Tim O’Donnell (USA): Redeeming himself at the Ironman World Championship in October (he DNF’ed in 2011) seems to be O’Donnell’s No. 1 goal for the year, but that doesn’t mean he can’t squeeze in a podium finish in Vegas. O’Donnell excels at the 70.3 distance and in April won Ironman 70.3 Texas, the second most competitive race on the circuit. Of all of the male contenders, O’Donnell is the most well-rounded athlete across swim, bike and run.
Greg Bennett (AUS): Bennett’s win at the 2011 Hy-Vee 5150 U.S. Championships earned him entry in three championship events (5150, 70.3 and Ironman) in 2012, and he intends to race all of them. How he handles the recovery after Hy-Vee (he finished third last week) and the buildup to Kona (five weeks after) will play a major part in his chance for success. Although the distance is fairly new to him, he has raced tough in 70.3 events against the likes of Craig Alexander and Lance Armstrong.
Sebastian Kienle (GER): Kienle is one of few athletes who has beaten a healthy Michael Raelert at the 70.3 distance (at 70.3 Wiesbaden in Germany in 2009), and that statistic alone makes him worthy of contender status. He is capable of biking and running with the top athletes, but he’ll need to make sure his deficit out of the swim isn’t too large.
Melissa Hauschildt (née Rollison) (AUS): The defending women’s 70.3 world champion has been plagued by a stress fracture in her fibula, but if healthy on race day could again run away with the title. Hauschildt, who seemed to come out of nowhere last year to take the Vegas win in 4:20:55, went undefeated in 2011 and was fourth at the 2012 Abu Dhabi International Triathlon in March. If she’s in usual form, the one-time steeplechaser has every chance of defending her Vegas crown.
Mirinda Carfrae (AUS): The double world champion (she won the 70.3 world championship in 2007 in Clearwater and the 2010 Ironman World Championship) has never raced on the Vegas course, but if she decides to toe the line—her Kona build is her primary focus—she’ll be a race favorite. Earlier this season Carfrae won Rev3 Quassy.

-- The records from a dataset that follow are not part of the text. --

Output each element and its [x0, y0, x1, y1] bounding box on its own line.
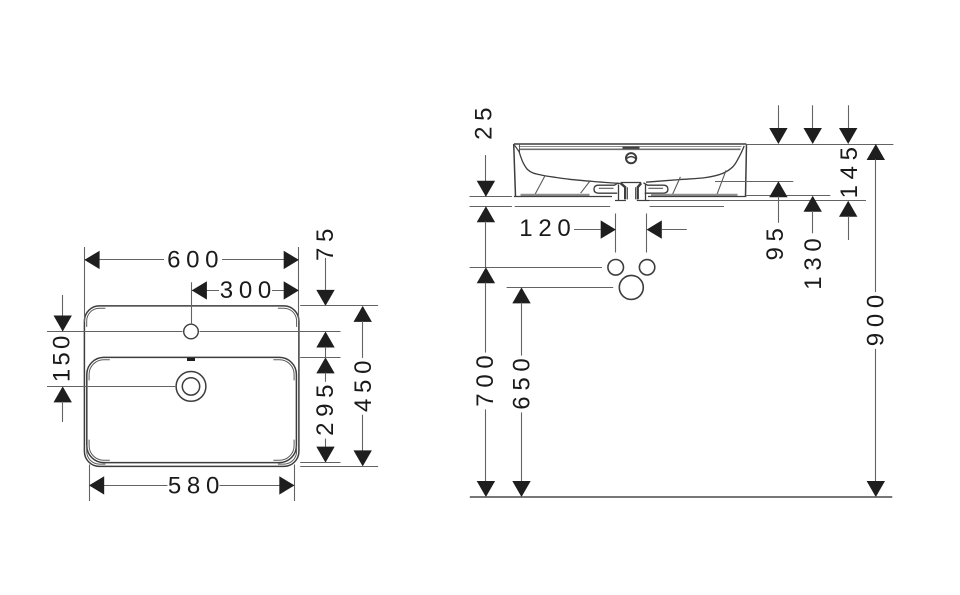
- svg-text:145: 145: [836, 141, 863, 198]
- svg-text:580: 580: [168, 473, 225, 500]
- svg-text:295: 295: [312, 379, 339, 436]
- svg-text:600: 600: [167, 246, 224, 273]
- svg-text:650: 650: [509, 353, 536, 410]
- svg-text:150: 150: [48, 332, 75, 382]
- svg-text:900: 900: [863, 289, 890, 346]
- svg-text:25: 25: [471, 102, 498, 140]
- svg-text:120: 120: [519, 215, 576, 242]
- svg-text:130: 130: [800, 233, 827, 290]
- svg-text:95: 95: [762, 222, 789, 260]
- svg-text:450: 450: [350, 355, 377, 412]
- svg-text:300: 300: [220, 277, 277, 304]
- svg-text:700: 700: [472, 350, 499, 407]
- svg-text:75: 75: [312, 223, 339, 261]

Leanda Cave (GBR): A formidable swimmer-cyclist, Cave will be looking to improve upon her sixth-place finish from last year’s 70.3 world championship. Following an illness she may have come down with while in Panama for a race, her season appears to be on the upswing, with a fourth-place finish at Wildflower followed by a win at Escape from Alcatraz. A resident of Tucson, Ariz., Cave has proven she can perform in tough, hot conditions—an asset on an unforgiving desert course.
Linsey Corbin (USA): A prolific racer, Corbin finished third at last year’s 70.3 world championship and is a podium favorite again this year. This season she’s notched recent victories in both the half-iron (Hawaii) and full-iron (Austria) distances, in addition to garnering multiple podium finishes. Corbin has improved her swim, her weakest leg, and transformed into one of the most well-rounded racers on the pro women’s circuit.
Jodie Swallow (GBR): Swallow, a 2004 Olympian, won the 70.3 world championship in 2010, when the race was still held in Clearwater, Fla., and has made Vegas her top priority this season. An early-season stress fracture didn’t keep her from a win at Ironman 70.3 Boise (on a modified course) and a second-place finish at Ironman 70.3 Syracuse a couple of weeks later. Although relatively quiet so far this year, an undeniable threat for the title.
Emma-Kate Lidbury (GBR): A strong start to the season (wins at Challenge Fuerteventura and 70.3 Mallorca, followed by a second place at 70.3 UK) was interrupted by a mid-year bike crash. A recent re-location to Boulder has seen her get some solid high-altitude (high-octane) training in, and the undulating / hilly course Las Vegas course should suit her style of racing.